When Goes Cube scoots into Iowa City today on tour, the group members will need to make one stop before they take the stage — the bowling alley. And hopefully, they will knock ’em all down.
“We try to bowl before every show, and when you bowl close to a 200, you’re in a great mood,” guitarist and vocalist David Obuchowski said. “But the next day, if you bowl like a 109 for no reason at all, you’re really, really pissed off and that tends to affect your mindset.”
Goes Cube will come to Iowa City for the third time at the Blue Moose Tap House, 211 Iowa Ave., today with East of the Wall and Aseethe opening at 8 p.m.
Hailing from Brooklyn, Goes Cube originated as a project between Obuchowski and now-former bass player Matthew Frey.
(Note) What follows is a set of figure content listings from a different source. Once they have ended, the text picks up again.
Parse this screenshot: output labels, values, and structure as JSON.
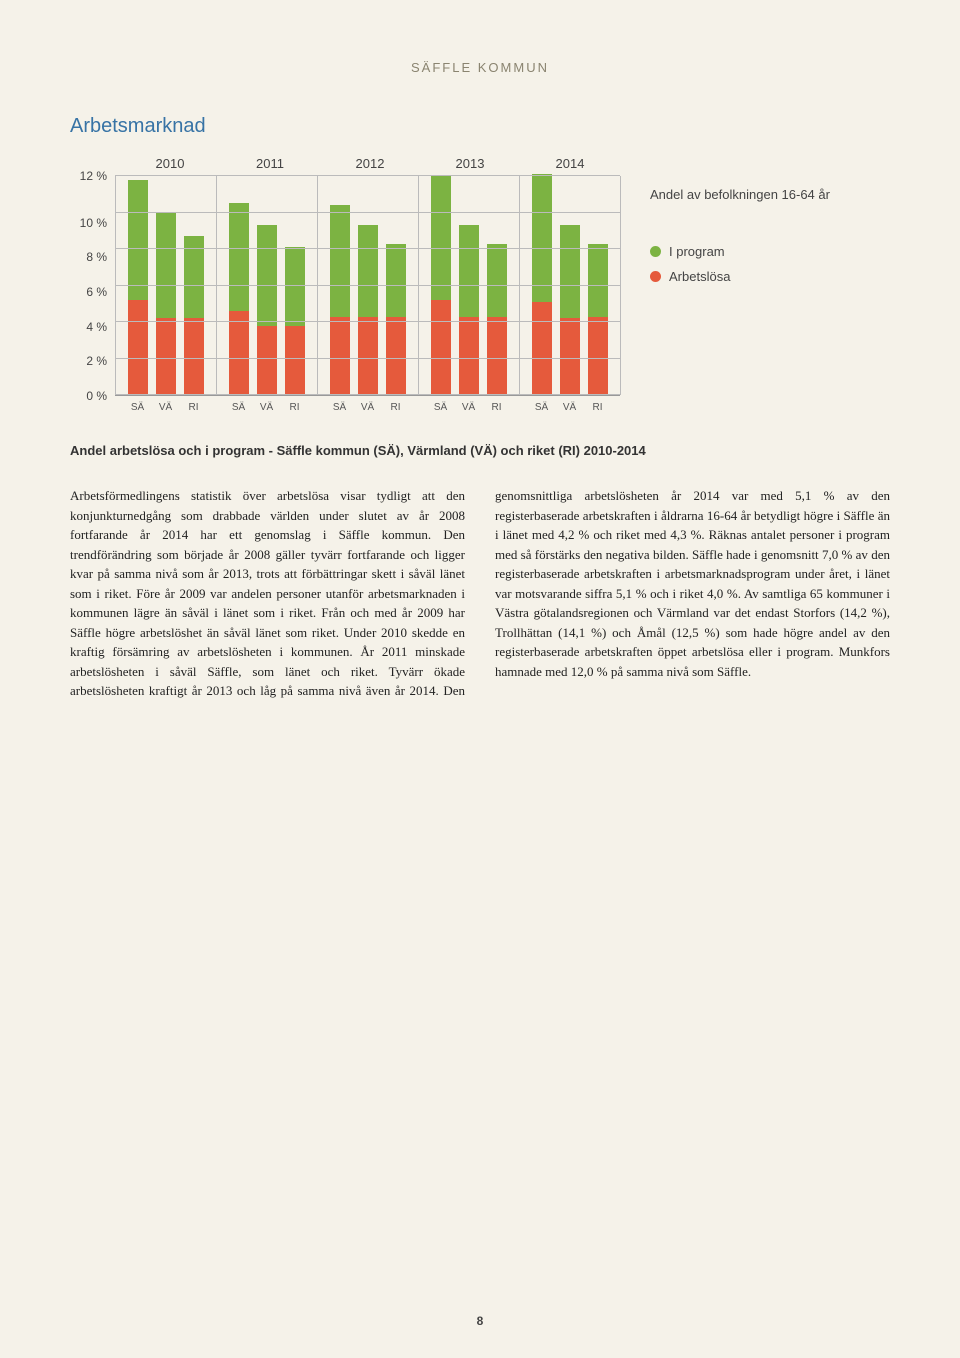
{
  "header": "SÄFFLE KOMMUN",
  "section_title": "Arbetsmarknad",
  "chart": {
    "type": "stacked-bar",
    "years": [
      "2010",
      "2011",
      "2012",
      "2013",
      "2014"
    ],
    "region_labels": [
      "SÄ",
      "VÄ",
      "RI"
    ],
    "y_ticks": [
      "12 %",
      "10 %",
      "8 %",
      "6 %",
      "4 %",
      "2 %",
      "0 %"
    ],
    "y_max": 12,
    "colors": {
      "program": "#7cb342",
      "arbetslosa": "#e55a3c",
      "grid": "#bbbbbb",
      "axis": "#999999",
      "bg": "#f5f2e9"
    },
    "legend_title": "Andel av befolkningen 16-64 år",
    "legend": [
      {
        "label": "I program",
        "color": "#7cb342"
      },
      {
        "label": "Arbetslösa",
        "color": "#e55a3c"
      }
    ],
    "data": [
      {
        "year": "2010",
        "bars": [
          {
            "orange": 5.2,
            "green": 6.6
          },
          {
            "orange": 4.2,
            "green": 5.8
          },
          {
            "orange": 4.2,
            "green": 4.5
          }
        ]
      },
      {
        "year": "2011",
        "bars": [
          {
            "orange": 4.6,
            "green": 5.9
          },
          {
            "orange": 3.8,
            "green": 5.5
          },
          {
            "orange": 3.8,
            "green": 4.3
          }
        ]
      },
      {
        "year": "2012",
        "bars": [
          {
            "orange": 4.3,
            "green": 6.1
          },
          {
            "orange": 4.3,
            "green": 5.0
          },
          {
            "orange": 4.3,
            "green": 4.0
          }
        ]
      },
      {
        "year": "2013",
        "bars": [
          {
            "orange": 5.2,
            "green": 6.8
          },
          {
            "orange": 4.3,
            "green": 5.0
          },
          {
            "orange": 4.3,
            "green": 4.0
          }
        ]
      },
      {
        "year": "2014",
        "bars": [
          {
            "orange": 5.1,
            "green": 7.0
          },
          {
            "orange": 4.2,
            "green": 5.1
          },
          {
            "orange": 4.3,
            "green": 4.0
          }
        ]
      }
    ]
  },
  "caption": "Andel arbetslösa och i program - Säffle kommun (SÄ), Värmland (VÄ) och riket (RI) 2010-2014",
  "body_text": "Arbetsförmedlingens statistik över arbetslösa visar tydligt att den konjunkturnedgång som drabbade världen under slutet av år 2008 fortfarande år 2014 har ett genomslag i Säffle kommun. Den trendförändring som började år 2008 gäller tyvärr fortfarande och ligger kvar på samma nivå som år 2013, trots att förbättringar skett i såväl länet som i riket. Före år 2009 var andelen personer utanför arbetsmarknaden i kommunen lägre än såväl i länet som i riket. Från och med år 2009 har Säffle högre arbetslöshet än såväl länet som riket. Under 2010 skedde en kraftig försämring av arbetslösheten i kommunen. År 2011 minskade arbetslösheten i såväl Säffle, som länet och riket. Tyvärr ökade arbetslösheten kraftigt år 2013 och låg på samma nivå även år 2014. Den genomsnittliga arbetslösheten år 2014 var med 5,1 % av den registerbaserade arbetskraften i åldrarna 16-64 år betydligt högre i Säffle än i länet med 4,2 % och riket med 4,3 %. Räknas antalet personer i program med så förstärks den negativa bilden. Säffle hade i genomsnitt 7,0 % av den registerbaserade arbetskraften i arbetsmarknadsprogram under året, i länet var motsvarande siffra 5,1 % och i riket 4,0 %. Av samtliga 65 kommuner i Västra götalandsregionen och Värmland var det endast Storfors (14,2 %), Trollhättan (14,1 %) och Åmål (12,5 %) som hade högre andel av den registerbaserade arbetskraften öppet arbetslösa eller i program. Munkfors hamnade med 12,0 % på samma nivå som Säffle.",
  "page_number": "8"
}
When the two started the band, they used a drum machine rather than a live drummer and named each song after whichever rhythm they decided to use (i.e., “Goes Cube Song 57”).
But since, the group has added a real drummer in Kenny Appell and released the critically acclaimed Another Day Has Passed last year. The group has another album on the horizon.
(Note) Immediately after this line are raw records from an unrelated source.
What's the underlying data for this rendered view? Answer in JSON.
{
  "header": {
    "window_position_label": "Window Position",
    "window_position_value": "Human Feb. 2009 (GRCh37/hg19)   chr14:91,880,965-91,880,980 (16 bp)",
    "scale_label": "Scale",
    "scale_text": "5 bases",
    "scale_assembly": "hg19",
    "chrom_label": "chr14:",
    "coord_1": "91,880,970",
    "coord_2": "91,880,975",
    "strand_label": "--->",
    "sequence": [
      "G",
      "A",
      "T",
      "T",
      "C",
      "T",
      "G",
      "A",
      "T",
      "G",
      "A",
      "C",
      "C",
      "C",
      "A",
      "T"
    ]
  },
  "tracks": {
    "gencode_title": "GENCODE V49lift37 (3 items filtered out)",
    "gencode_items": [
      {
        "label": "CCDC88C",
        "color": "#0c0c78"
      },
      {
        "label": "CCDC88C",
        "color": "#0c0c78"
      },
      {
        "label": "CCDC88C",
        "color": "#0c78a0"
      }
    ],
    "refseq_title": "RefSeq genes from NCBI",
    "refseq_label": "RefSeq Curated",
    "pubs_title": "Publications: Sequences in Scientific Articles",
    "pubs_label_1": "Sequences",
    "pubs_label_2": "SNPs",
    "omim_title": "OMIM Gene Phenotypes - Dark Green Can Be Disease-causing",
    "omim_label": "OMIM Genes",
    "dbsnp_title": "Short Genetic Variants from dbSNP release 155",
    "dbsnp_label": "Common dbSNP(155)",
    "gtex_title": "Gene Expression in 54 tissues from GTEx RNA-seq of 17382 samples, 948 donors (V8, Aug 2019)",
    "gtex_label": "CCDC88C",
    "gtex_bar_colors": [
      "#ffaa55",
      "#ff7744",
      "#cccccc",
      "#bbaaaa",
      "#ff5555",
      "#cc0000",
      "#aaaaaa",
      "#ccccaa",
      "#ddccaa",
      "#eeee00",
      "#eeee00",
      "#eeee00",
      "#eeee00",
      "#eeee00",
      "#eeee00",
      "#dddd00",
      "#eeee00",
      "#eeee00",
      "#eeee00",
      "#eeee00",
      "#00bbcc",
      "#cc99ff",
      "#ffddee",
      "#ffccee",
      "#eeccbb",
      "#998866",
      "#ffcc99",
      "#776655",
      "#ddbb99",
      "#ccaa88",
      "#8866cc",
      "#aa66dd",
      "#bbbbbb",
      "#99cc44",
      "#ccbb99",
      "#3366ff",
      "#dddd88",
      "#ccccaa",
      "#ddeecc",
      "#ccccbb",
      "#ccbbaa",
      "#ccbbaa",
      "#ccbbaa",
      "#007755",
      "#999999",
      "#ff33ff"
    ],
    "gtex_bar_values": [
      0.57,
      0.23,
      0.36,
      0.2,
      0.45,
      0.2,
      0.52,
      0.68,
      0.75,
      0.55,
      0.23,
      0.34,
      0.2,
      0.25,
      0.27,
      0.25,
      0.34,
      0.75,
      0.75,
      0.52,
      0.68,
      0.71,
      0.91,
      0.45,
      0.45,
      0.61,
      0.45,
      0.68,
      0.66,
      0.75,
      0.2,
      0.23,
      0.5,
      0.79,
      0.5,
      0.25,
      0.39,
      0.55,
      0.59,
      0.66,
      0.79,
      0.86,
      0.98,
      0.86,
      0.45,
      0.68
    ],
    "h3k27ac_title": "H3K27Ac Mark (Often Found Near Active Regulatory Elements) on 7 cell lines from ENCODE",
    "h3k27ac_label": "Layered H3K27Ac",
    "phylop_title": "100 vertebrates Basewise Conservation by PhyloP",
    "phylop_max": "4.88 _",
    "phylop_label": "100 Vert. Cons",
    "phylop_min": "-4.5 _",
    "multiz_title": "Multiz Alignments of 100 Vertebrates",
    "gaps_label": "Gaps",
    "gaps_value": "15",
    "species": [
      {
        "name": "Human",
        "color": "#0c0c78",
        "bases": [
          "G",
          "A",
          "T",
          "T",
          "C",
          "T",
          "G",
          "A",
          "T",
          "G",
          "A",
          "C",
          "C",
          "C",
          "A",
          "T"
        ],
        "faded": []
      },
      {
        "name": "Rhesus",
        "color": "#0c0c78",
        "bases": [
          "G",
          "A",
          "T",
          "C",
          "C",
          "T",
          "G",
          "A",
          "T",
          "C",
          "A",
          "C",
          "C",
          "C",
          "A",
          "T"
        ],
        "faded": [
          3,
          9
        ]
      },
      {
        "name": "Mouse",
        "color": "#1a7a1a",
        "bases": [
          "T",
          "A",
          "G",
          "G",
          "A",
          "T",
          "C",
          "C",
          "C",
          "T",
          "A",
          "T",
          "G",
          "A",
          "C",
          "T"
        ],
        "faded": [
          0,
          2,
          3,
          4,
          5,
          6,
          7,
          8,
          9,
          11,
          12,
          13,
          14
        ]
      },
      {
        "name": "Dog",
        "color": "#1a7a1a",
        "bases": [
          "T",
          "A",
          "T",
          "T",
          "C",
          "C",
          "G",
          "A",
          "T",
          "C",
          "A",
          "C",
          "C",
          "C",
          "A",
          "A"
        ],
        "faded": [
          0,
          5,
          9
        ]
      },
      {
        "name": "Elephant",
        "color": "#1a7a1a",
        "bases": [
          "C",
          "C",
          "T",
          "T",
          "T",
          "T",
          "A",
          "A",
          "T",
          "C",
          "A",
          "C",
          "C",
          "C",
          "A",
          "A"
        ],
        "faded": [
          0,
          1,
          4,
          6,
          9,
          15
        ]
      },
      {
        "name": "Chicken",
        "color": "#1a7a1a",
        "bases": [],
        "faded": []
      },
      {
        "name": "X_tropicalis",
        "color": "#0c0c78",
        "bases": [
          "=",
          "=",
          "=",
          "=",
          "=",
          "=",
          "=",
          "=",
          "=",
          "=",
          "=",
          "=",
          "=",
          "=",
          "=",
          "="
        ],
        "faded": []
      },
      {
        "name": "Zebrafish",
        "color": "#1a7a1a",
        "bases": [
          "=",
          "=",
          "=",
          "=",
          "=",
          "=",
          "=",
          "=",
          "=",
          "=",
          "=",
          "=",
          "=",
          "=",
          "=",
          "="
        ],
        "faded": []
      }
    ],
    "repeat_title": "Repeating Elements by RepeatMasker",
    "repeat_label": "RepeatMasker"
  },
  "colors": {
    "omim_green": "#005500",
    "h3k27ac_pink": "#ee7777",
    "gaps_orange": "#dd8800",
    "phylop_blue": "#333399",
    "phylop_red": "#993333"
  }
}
“The lyrical content, especially the first record, is largely about the sacrifices and struggles to get where we’ve been or where we were at the time,” Obuchowski said.
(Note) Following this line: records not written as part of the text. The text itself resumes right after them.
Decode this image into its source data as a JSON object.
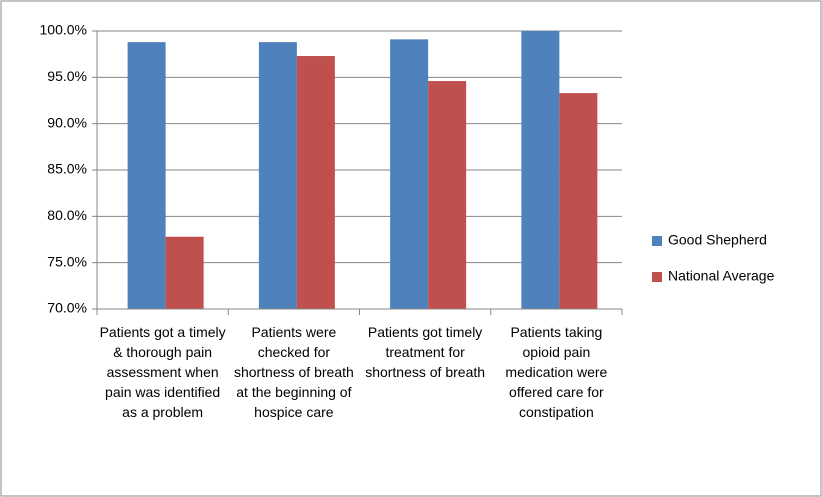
{
  "chart_data": {
    "type": "bar",
    "categories": [
      "Patients got a timely & thorough pain assessment when pain was identified as a problem",
      "Patients were checked for shortness of breath at the beginning of hospice care",
      "Patients got timely treatment for shortness of breath",
      "Patients taking opioid pain medication were offered care for constipation"
    ],
    "series": [
      {
        "name": "Good Shepherd",
        "color": "#4f81bd",
        "values": [
          98.8,
          98.8,
          99.1,
          100
        ]
      },
      {
        "name": "National Average",
        "color": "#c0504d",
        "values": [
          77.8,
          97.3,
          94.6,
          93.3
        ]
      }
    ],
    "ylim": [
      70,
      100
    ],
    "yticks": [
      {
        "value": 70,
        "label": "70.0%"
      },
      {
        "value": 75,
        "label": "75.0%"
      },
      {
        "value": 80,
        "label": "80.0%"
      },
      {
        "value": 85,
        "label": "85.0%"
      },
      {
        "value": 90,
        "label": "90.0%"
      },
      {
        "value": 95,
        "label": "95.0%"
      },
      {
        "value": 100,
        "label": "100.0%"
      }
    ],
    "grid": true,
    "legend": "right"
  }
}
The new album, he said, will focus on different themes, mostly on how the industry works from an “insider’s view rather than an outsider.”
Each member in the band is self-taught, something that Obuchowski said differs from many other metal bands that focus heavily on complicated and technical riffs.
“People will say we’re really loud, which is funny because we’re the guys with the small amps,” he said. “I guess, for a combination of reasons, we are loud and abrasive. We physically play very, very hard, and I think that comes through.”
Obuchowski said Goes Cube loves to go on tour and get away from the coasts’ big cities. The group has even developed a significant following in eastern Iowa, said local band Snow Demon guitarist Matt Cooper.
“The way they play with each other on stage, it’s like they’re family,” he said. “Everyone who saw the first show seemed to turn all their friends on for the second.”
Cooper, who works as a tattoo artist at Nemesis Studio, 104 S. Linn St., actually tattooed a corn cob on Appell last time the group was in town because he wanted something “Iowan.”
Obuchowski is thankful to come to an area where he believes metal fans come out for the music, and are less concerned with what type of pants or shirts you wear.
“[There are] great people in [the metal scene], but some can be real judgmental, you know, ‘How many tattoos do you have, how big are your abs, and what’s your band name?’ ” he said. “We’re not called Blood on Your F—in’ Face, or Dark Thunder, or Doomsky.”
Funny names aside, the band tries to not worry about anything but the music, Obuchowski said. Goes Cube brings its own fusion of brutality and atmosphere — and hopes fans can appreciate that.
“We’re not trying to reinvent the wheel,” he said. “We try to play our heavy parts as heavy as they can be. We try to make our pretty parts pretty. Sometimes there’s screaming. Sometimes there’s singing. But, it’s never done in a mathematical or calculated way.”